The film's central metaphor is so sublimely obvious it feels like it's been stolen from a forgotten Star Trek script. In the future, time has replaced money. Everyone stops aging at 25; after that, you get one year in the bank and then you have to earn every second of your life or you die. People have glowing green counters in their arms (called "watches") which count down the lifespan they have left; scanners debit them a few minutes for a cup of coffee or pay them in time for factory work. The wealthy hoard millennia; everybody else, including our hero Will Salas (Justin Timberlake), scrambles as fast as they can after the elusive seconds they need to keep from dying in the street.

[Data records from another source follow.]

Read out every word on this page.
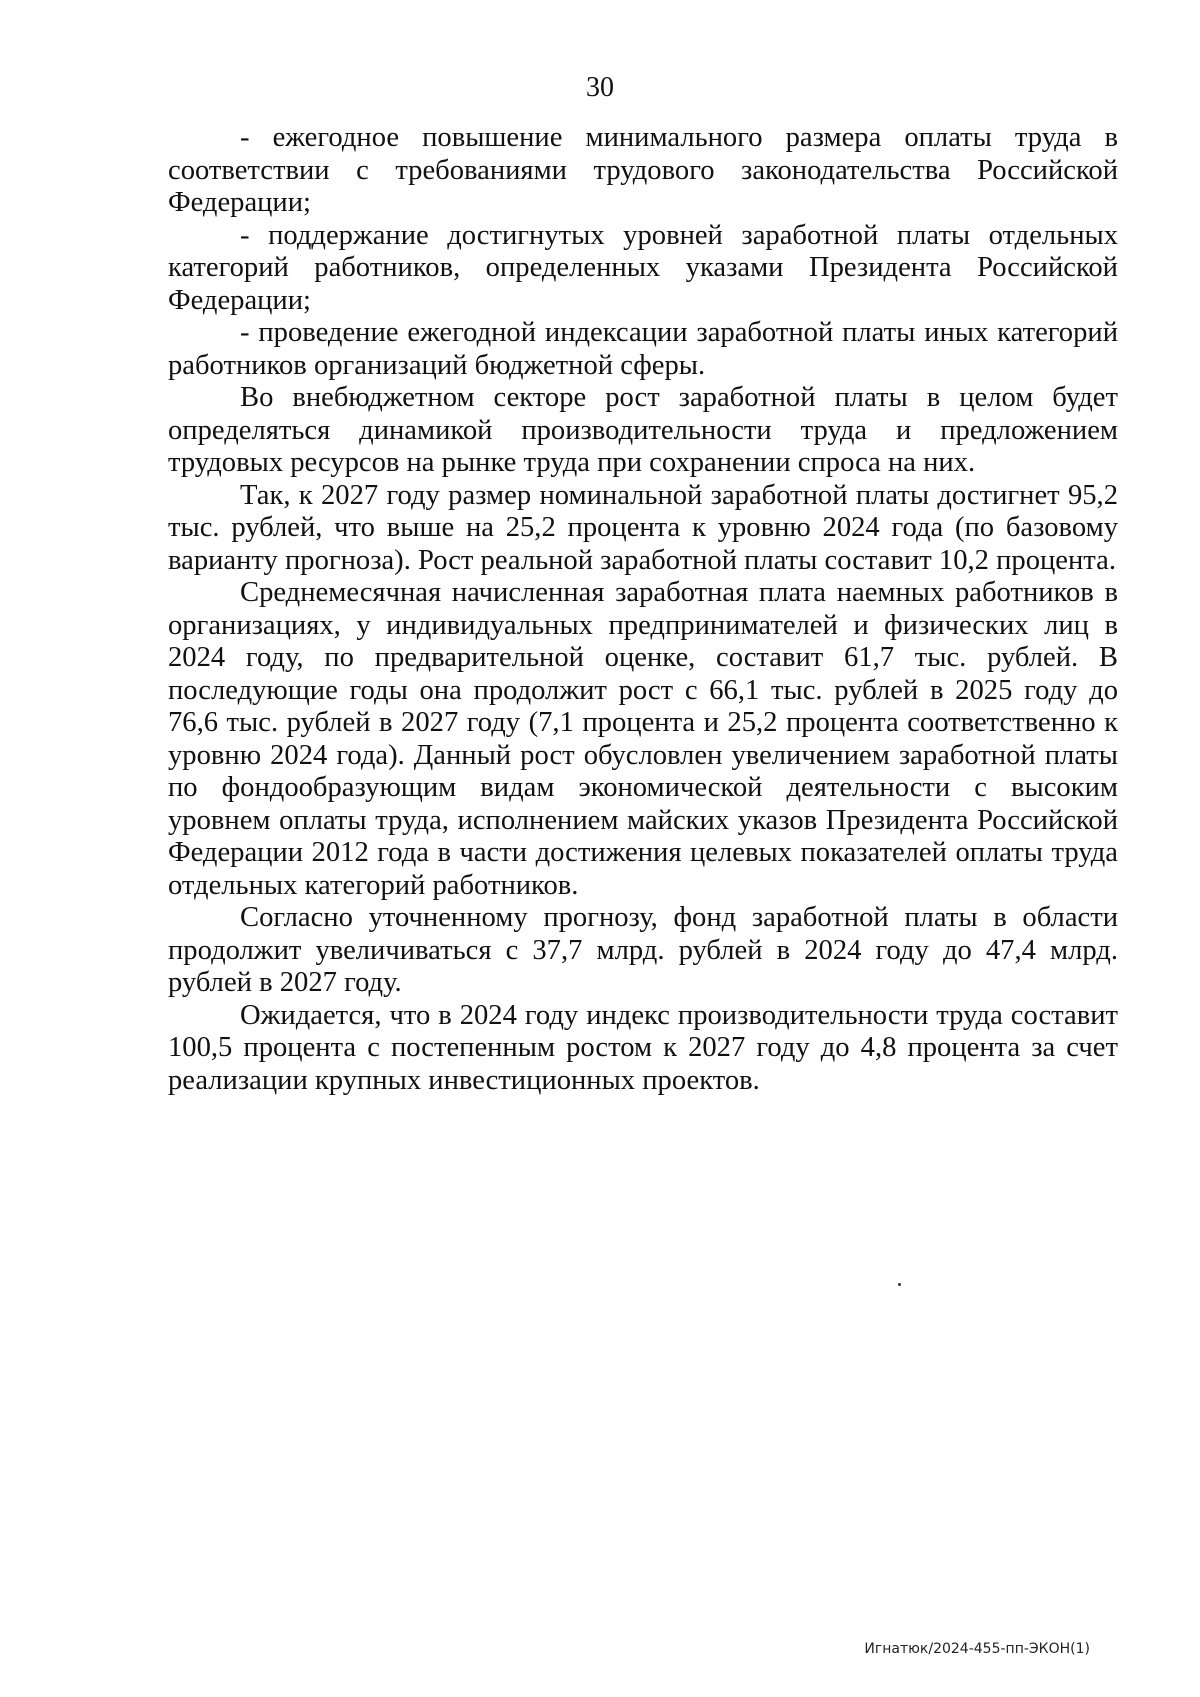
30

- ежегодное повышение минимального размера оплаты труда в соответствии с требованиями трудового законодательства Российской Федерации;

- поддержание достигнутых уровней заработной платы отдельных категорий работников, определенных указами Президента Российской Федерации;

- проведение ежегодной индексации заработной платы иных категорий работников организаций бюджетной сферы.

Во внебюджетном секторе рост заработной платы в целом будет определяться динамикой производительности труда и предложением трудовых ресурсов на рынке труда при сохранении спроса на них.

Так, к 2027 году размер номинальной заработной платы достигнет 95,2 тыс. рублей, что выше на 25,2 процента к уровню 2024 года (по базовому варианту прогноза). Рост реальной заработной платы составит 10,2 процента.

Среднемесячная начисленная заработная плата наемных работников в организациях, у индивидуальных предпринимателей и физических лиц в 2024 году, по предварительной оценке, составит 61,7 тыс. рублей. В последующие годы она продолжит рост с 66,1 тыс. рублей в 2025 году до 76,6 тыс. рублей в 2027 году (7,1 процента и 25,2 процента соответственно к уровню 2024 года). Данный рост обусловлен увеличением заработной платы по фондообразующим видам экономической деятельности с высоким уровнем оплаты труда, исполнением майских указов Президента Российской Федерации 2012 года в части достижения целевых показателей оплаты труда отдельных категорий работников.

Согласно уточненному прогнозу, фонд заработной платы в области продолжит увеличиваться с 37,7 млрд. рублей в 2024 году до 47,4 млрд. рублей в 2027 году.

Ожидается, что в 2024 году индекс производительности труда составит 100,5 процента с постепенным ростом к 2027 году до 4,8 процента за счет реализации крупных инвестиционных проектов.

Игнатюк/2024-455-пп-ЭКОН(1)
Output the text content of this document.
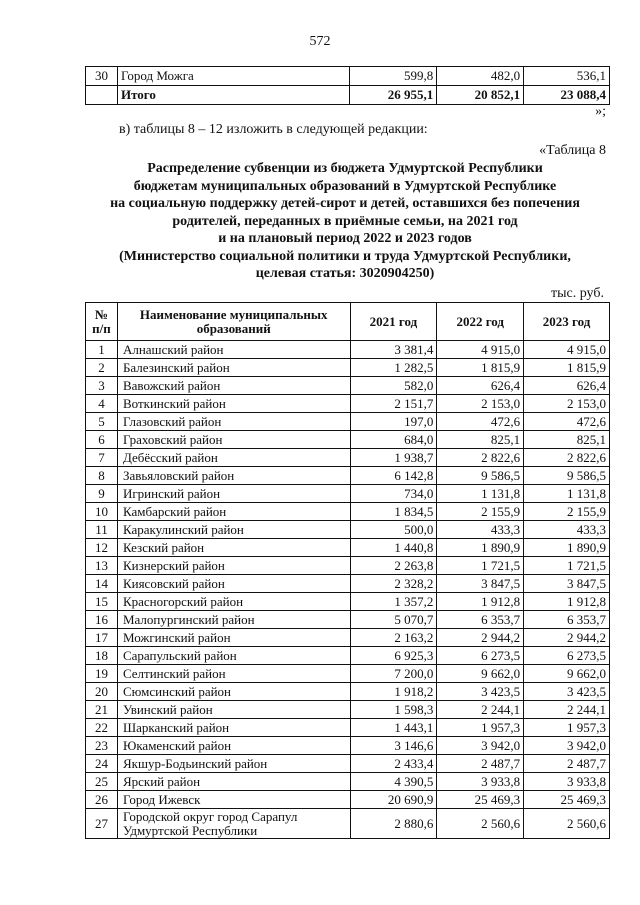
572
30	Город Можга	599,8	482,0	536,1
	Итого	26 955,1	20 852,1	23 088,4
»;
в) таблицы 8 – 12 изложить в следующей редакции:
«Таблица 8
Распределение субвенции из бюджета Удмуртской Республики
бюджетам муниципальных образований в Удмуртской Республике
на социальную поддержку детей-сирот и детей, оставшихся без попечения
родителей, переданных в приёмные семьи, на 2021 год
и на плановый период 2022 и 2023 годов
(Министерство социальной политики и труда Удмуртской Республики,
целевая статья: 3020904250)
тыс. руб.
№ п/п	Наименование муниципальных образований	2021 год	2022 год	2023 год
1	Алнашский район	3 381,4	4 915,0	4 915,0
2	Балезинский район	1 282,5	1 815,9	1 815,9
3	Вавожский район	582,0	626,4	626,4
4	Воткинский район	2 151,7	2 153,0	2 153,0
5	Глазовский район	197,0	472,6	472,6
6	Граховский район	684,0	825,1	825,1
7	Дебёсский район	1 938,7	2 822,6	2 822,6
8	Завьяловский район	6 142,8	9 586,5	9 586,5
9	Игринский район	734,0	1 131,8	1 131,8
10	Камбарский район	1 834,5	2 155,9	2 155,9
11	Каракулинский район	500,0	433,3	433,3
12	Кезский район	1 440,8	1 890,9	1 890,9
13	Кизнерский район	2 263,8	1 721,5	1 721,5
14	Киясовский район	2 328,2	3 847,5	3 847,5
15	Красногорский район	1 357,2	1 912,8	1 912,8
16	Малопургинский район	5 070,7	6 353,7	6 353,7
17	Можгинский район	2 163,2	2 944,2	2 944,2
18	Сарапульский район	6 925,3	6 273,5	6 273,5
19	Селтинский район	7 200,0	9 662,0	9 662,0
20	Сюмсинский район	1 918,2	3 423,5	3 423,5
21	Увинский район	1 598,3	2 244,1	2 244,1
22	Шарканский район	1 443,1	1 957,3	1 957,3
23	Юкаменский район	3 146,6	3 942,0	3 942,0
24	Якшур-Бодьинский район	2 433,4	2 487,7	2 487,7
25	Ярский район	4 390,5	3 933,8	3 933,8
26	Город Ижевск	20 690,9	25 469,3	25 469,3
27	Городской округ город Сарапул Удмуртской Республики	2 880,6	2 560,6	2 560,6
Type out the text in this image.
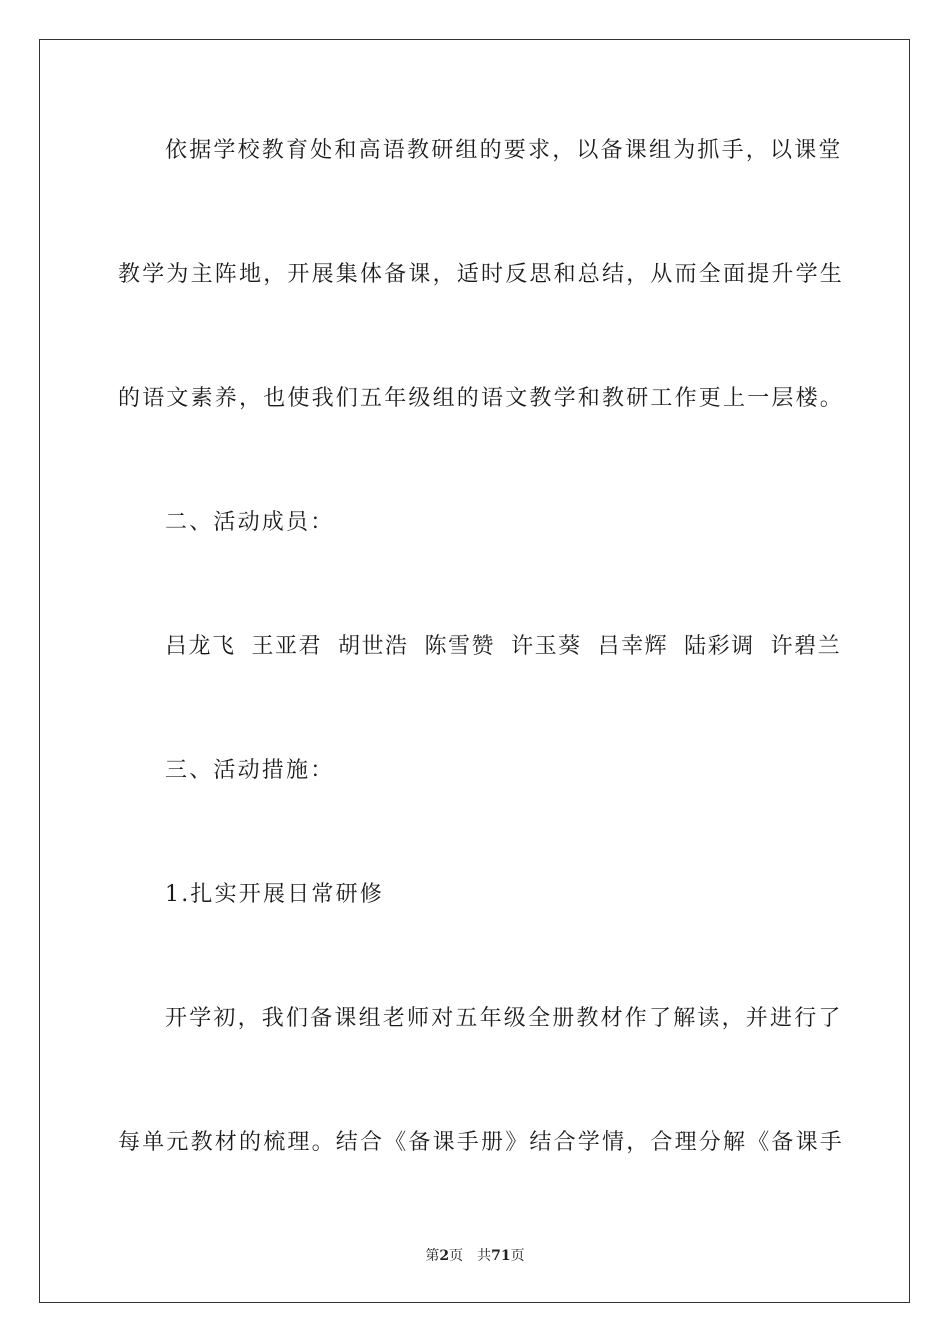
依据学校教育处和高语教研组的要求，以备课组为抓手，以课堂
教学为主阵地，开展集体备课，适时反思和总结，从而全面提升学生
的语文素养，也使我们五年级组的语文教学和教研工作更上一层楼。
二、活动成员：
吕龙飞 王亚君 胡世浩 陈雪赞 许玉葵 吕幸辉 陆彩调 许碧兰
三、活动措施：
1.扎实开展日常研修
开学初，我们备课组老师对五年级全册教材作了解读，并进行了
每单元教材的梳理。结合《备课手册》结合学情，合理分解《备课手
第2页 共71页
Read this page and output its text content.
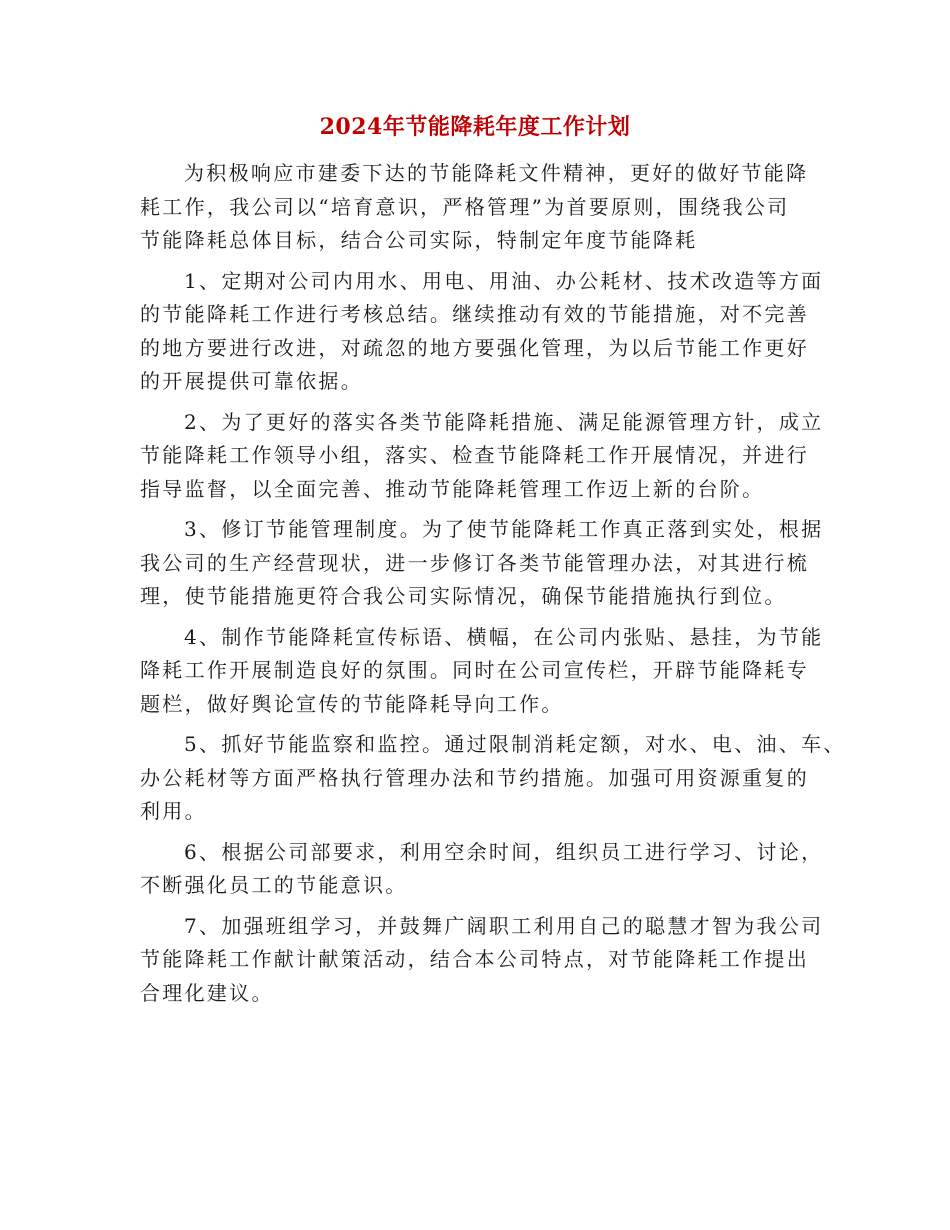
2024年节能降耗年度工作计划
为积极响应市建委下达的节能降耗文件精神，更好的做好节能降
耗工作，我公司以“培育意识，严格管理”为首要原则，围绕我公司
节能降耗总体目标，结合公司实际，特制定年度节能降耗
1、定期对公司内用水、用电、用油、办公耗材、技术改造等方面
的节能降耗工作进行考核总结。继续推动有效的节能措施，对不完善
的地方要进行改进，对疏忽的地方要强化管理，为以后节能工作更好
的开展提供可靠依据。
2、为了更好的落实各类节能降耗措施、满足能源管理方针，成立
节能降耗工作领导小组，落实、检查节能降耗工作开展情况，并进行
指导监督，以全面完善、推动节能降耗管理工作迈上新的台阶。
3、修订节能管理制度。为了使节能降耗工作真正落到实处，根据
我公司的生产经营现状，进一步修订各类节能管理办法，对其进行梳
理，使节能措施更符合我公司实际情况，确保节能措施执行到位。
4、制作节能降耗宣传标语、横幅，在公司内张贴、悬挂，为节能
降耗工作开展制造良好的氛围。同时在公司宣传栏，开辟节能降耗专
题栏，做好舆论宣传的节能降耗导向工作。
5、抓好节能监察和监控。通过限制消耗定额，对水、电、油、车、
办公耗材等方面严格执行管理办法和节约措施。加强可用资源重复的
利用。
6、根据公司部要求，利用空余时间，组织员工进行学习、讨论，
不断强化员工的节能意识。
7、加强班组学习，并鼓舞广阔职工利用自己的聪慧才智为我公司
节能降耗工作献计献策活动，结合本公司特点，对节能降耗工作提出
合理化建议。
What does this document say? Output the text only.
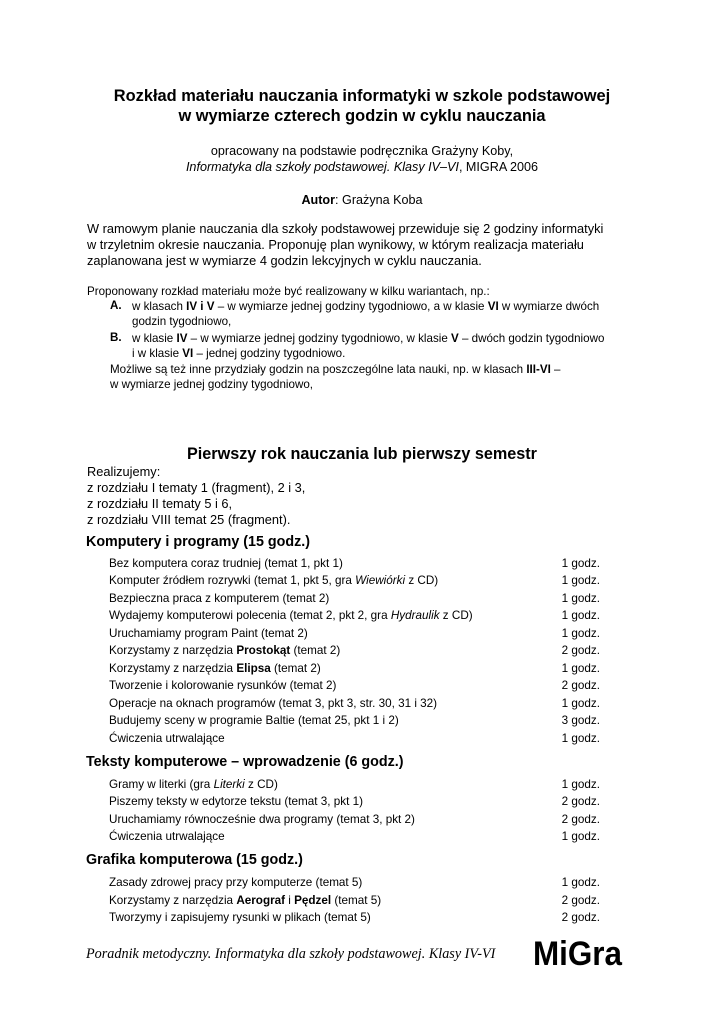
Rozkład materiału nauczania informatyki w szkole podstawowej
w wymiarze czterech godzin w cyklu nauczania
opracowany na podstawie podręcznika Grażyny Koby,
Informatyka dla szkoły podstawowej. Klasy IV–VI, MIGRA 2006
Autor: Grażyna Koba
W ramowym planie nauczania dla szkoły podstawowej przewiduje się 2 godziny informatyki
w trzyletnim okresie nauczania. Proponuję plan wynikowy, w którym realizacja materiału
zaplanowana jest w wymiarze 4 godzin lekcyjnych w cyklu nauczania.
Proponowany rozkład materiału może być realizowany w kilku wariantach, np.:
A. w klasach IV i V – w wymiarze jednej godziny tygodniowo, a w klasie VI w wymiarze dwóch
godzin tygodniowo,
B. w klasie IV – w wymiarze jednej godziny tygodniowo, w klasie V – dwóch godzin tygodniowo
i w klasie VI – jednej godziny tygodniowo.
Możliwe są też inne przydziały godzin na poszczególne lata nauki, np. w klasach III-VI –
w wymiarze jednej godziny tygodniowo,
Pierwszy rok nauczania lub pierwszy semestr
Realizujemy:
z rozdziału I tematy 1 (fragment), 2 i 3,
z rozdziału II tematy 5 i 6,
z rozdziału VIII temat 25 (fragment).
Komputery i programy (15 godz.)
Bez komputera coraz trudniej (temat 1, pkt 1)	1 godz.
Komputer źródłem rozrywki (temat 1, pkt 5, gra Wiewiórki z CD)	1 godz.
Bezpieczna praca z komputerem (temat 2)	1 godz.
Wydajemy komputerowi polecenia (temat 2, pkt 2, gra Hydraulik z CD)	1 godz.
Uruchamiamy program Paint (temat 2)	1 godz.
Korzystamy z narzędzia Prostokąt (temat 2)	2 godz.
Korzystamy z narzędzia Elipsa (temat 2)	1 godz.
Tworzenie i kolorowanie rysunków (temat 2)	2 godz.
Operacje na oknach programów (temat 3, pkt 3, str. 30, 31 i 32)	1 godz.
Budujemy sceny w programie Baltie (temat 25, pkt 1 i 2)	3 godz.
Ćwiczenia utrwalające	1 godz.
Teksty komputerowe – wprowadzenie (6 godz.)
Gramy w literki (gra Literki z CD)	1 godz.
Piszemy teksty w edytorze tekstu (temat 3, pkt 1)	2 godz.
Uruchamiamy równocześnie dwa programy (temat 3, pkt 2)	2 godz.
Ćwiczenia utrwalające	1 godz.
Grafika komputerowa (15 godz.)
Zasady zdrowej pracy przy komputerze (temat 5)	1 godz.
Korzystamy z narzędzia Aerograf i Pędzel (temat 5)	2 godz.
Tworzymy i zapisujemy rysunki w plikach (temat 5)	2 godz.
Poradnik metodyczny. Informatyka dla szkoły podstawowej. Klasy IV-VI MiGra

The genius of it, of course, is that money is actually life. Money—beautifully fungible money—is food and medical care and living somewhere other than where they dump the toxic chemicals. When a bus driver refuses to give Will's mother Rachael (Olivia Wilde) a break on her fare, and as a result she and literally dies in the street a split second before Will can lend her some time, it's hyperbolic Hollywood melodrama, but it's not a lie. But people do in fact die in the street from lack of money and indifference. The movie deserves at least some props for noticing that.